Market research firm Synovate released new study findings showing that nearly six in ten people would choose to buy a green car over a dream car, even if money was no object. Synovate surveyed more than 13,500 people across 18 markets, including the US, about “green” versus “dream” cars, vehicle ownership, intent to buy in the next year and attitudes towards cars, traffic, public transport and their need-for-speed.
Synovate asked respondents to forget about money for a moment and say whether they would buy green, dream or in between.
The top answer across all 18 markets, if money was no object, was to buy a green car, with 37% of respondents saying this would be their preference. Thirty percent said they would buy their dream car and a further 22% claimed that &ldqou;my dream car is a green car”, meaning that 59%—or very nearly six in ten—showed the desire to go green.
Car makers are producing more and more options that will appeal to this fast-growing group of green-inclined people. But we cannot forget that cars are the ultimate product when it comes to an emotional connection with people. What you drive says more about you than you think. There will always be a group of people who do not want to compromise on dream cars for green reasons. The answer? The 22% who want both are the way of the future. Car makers will produce vehicles that are dream and green.—Scott Miller, Synovate’s CEO of Motoresearch
Some of the other findings of the survey include:
The nation most likely to simply elect green car was Germany, with 58% choosing the environment over their dream cars.
The 30% of people globally who would still choose their dream car, green-be-damned, comprised of 35% men and 27% women.
The single biggest result for dream car came from South Africa where over half of all respondents (53%) would go for their fantasy vehicle over a green one.
In the United States (US), 35% would buy a dream car, 23% chose green and 19% say their dream car is a green car. More American women than men say that their dream car is a green car (20% women versus 17% men).
Overall, 15% of respondents across all 18 markets surveyed, including 9% in the US, say they will buy a new car in the next 12 months.
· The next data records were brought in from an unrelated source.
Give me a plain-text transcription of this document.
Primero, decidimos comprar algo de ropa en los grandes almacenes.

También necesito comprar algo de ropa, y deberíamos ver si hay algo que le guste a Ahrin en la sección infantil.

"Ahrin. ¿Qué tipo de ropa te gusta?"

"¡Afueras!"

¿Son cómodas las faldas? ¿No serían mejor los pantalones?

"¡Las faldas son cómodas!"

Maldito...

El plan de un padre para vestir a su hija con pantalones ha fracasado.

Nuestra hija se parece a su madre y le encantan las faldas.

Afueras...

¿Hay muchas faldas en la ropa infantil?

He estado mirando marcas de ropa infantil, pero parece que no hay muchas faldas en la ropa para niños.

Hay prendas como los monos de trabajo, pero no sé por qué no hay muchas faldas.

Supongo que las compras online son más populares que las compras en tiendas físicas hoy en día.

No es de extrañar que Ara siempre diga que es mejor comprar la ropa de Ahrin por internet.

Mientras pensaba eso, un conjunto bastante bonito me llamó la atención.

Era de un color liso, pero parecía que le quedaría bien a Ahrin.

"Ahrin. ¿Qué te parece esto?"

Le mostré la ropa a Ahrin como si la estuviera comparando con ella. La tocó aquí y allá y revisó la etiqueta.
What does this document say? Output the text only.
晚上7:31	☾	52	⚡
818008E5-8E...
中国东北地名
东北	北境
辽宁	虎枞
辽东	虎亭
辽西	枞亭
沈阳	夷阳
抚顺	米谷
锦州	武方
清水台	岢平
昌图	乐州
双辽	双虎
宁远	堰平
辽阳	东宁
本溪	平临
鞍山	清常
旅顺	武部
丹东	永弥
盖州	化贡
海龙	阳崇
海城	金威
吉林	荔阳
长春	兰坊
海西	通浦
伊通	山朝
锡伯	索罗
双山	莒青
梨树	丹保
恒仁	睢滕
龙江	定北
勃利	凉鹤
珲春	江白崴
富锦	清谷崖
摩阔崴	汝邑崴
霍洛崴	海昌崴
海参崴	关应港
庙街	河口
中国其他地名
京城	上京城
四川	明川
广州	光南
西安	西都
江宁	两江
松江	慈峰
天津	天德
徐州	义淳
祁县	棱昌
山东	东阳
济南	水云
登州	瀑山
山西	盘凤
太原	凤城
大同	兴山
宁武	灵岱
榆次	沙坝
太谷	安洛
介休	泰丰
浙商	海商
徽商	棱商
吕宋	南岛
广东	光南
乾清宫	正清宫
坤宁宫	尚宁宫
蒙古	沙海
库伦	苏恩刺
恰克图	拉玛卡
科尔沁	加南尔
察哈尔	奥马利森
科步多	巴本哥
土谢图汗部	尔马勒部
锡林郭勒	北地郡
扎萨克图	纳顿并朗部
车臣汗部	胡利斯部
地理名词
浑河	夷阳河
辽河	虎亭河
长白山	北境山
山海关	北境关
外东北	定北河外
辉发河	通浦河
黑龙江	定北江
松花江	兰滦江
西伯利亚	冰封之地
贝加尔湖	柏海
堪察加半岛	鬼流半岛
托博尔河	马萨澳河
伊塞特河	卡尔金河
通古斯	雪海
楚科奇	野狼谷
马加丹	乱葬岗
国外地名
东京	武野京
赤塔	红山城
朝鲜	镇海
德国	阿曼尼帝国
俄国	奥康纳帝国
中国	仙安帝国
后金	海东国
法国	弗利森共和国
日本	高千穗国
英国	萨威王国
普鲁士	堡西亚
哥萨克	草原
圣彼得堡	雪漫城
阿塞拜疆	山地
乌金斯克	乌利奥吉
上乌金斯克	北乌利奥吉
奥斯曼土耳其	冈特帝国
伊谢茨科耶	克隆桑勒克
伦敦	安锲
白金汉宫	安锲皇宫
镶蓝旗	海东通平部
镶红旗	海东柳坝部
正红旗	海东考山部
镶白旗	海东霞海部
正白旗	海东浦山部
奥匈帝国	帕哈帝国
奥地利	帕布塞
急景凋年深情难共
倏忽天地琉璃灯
The new car purchase intenders were topped by India at 38% and Egypt at 24%.
6% of survey respondents across the 18 markets say they will buy a used car in the next year, including 7% of Americans. 53% would be happy to pay more for a used car if it came with a manufacturer certification and warranty.
South Africa (18%) as well as the US, Malaysia and Thailand (all 15%) were tops among the households globally in which more than two cars can be found.
14% of respondents across the 18 markets say they will use public transport more often in the coming year. The highest level of agreement was in China at 39%. The lowest level of agreement was in the US at 2%.
9% of people globally, including 5% of Americans, said they would be riding bikes or walking more often.
Two car households will become one car households. More and more, owning a car may not be viewed as that responsible. Smart car makers are already working to find types of vehicles and performance characteristics that will not make people feel responsible for environmental damage; and working to stop the reputation that cars are bad for the world.
So it’s not all doom and gloom—not by a long shot. Quite simply, cars are freedom...and people value freedom above most other things. If they continue to enjoy guilt-free freedom, the car will stay a large part of daily lives for many people.—Scott Miller
This car survey was conducted in March 2009 across 18 markets—Australia, Brazil, Canada, China, Egypt, France, Germany, Greece, India, Japan, Korea, Malaysia, South Africa, Thailand, Turkey, the United Arab Emirates (UAE), the United Kingdom (UK) and the United States of America (US). It covered more than 13,500 urban respondents.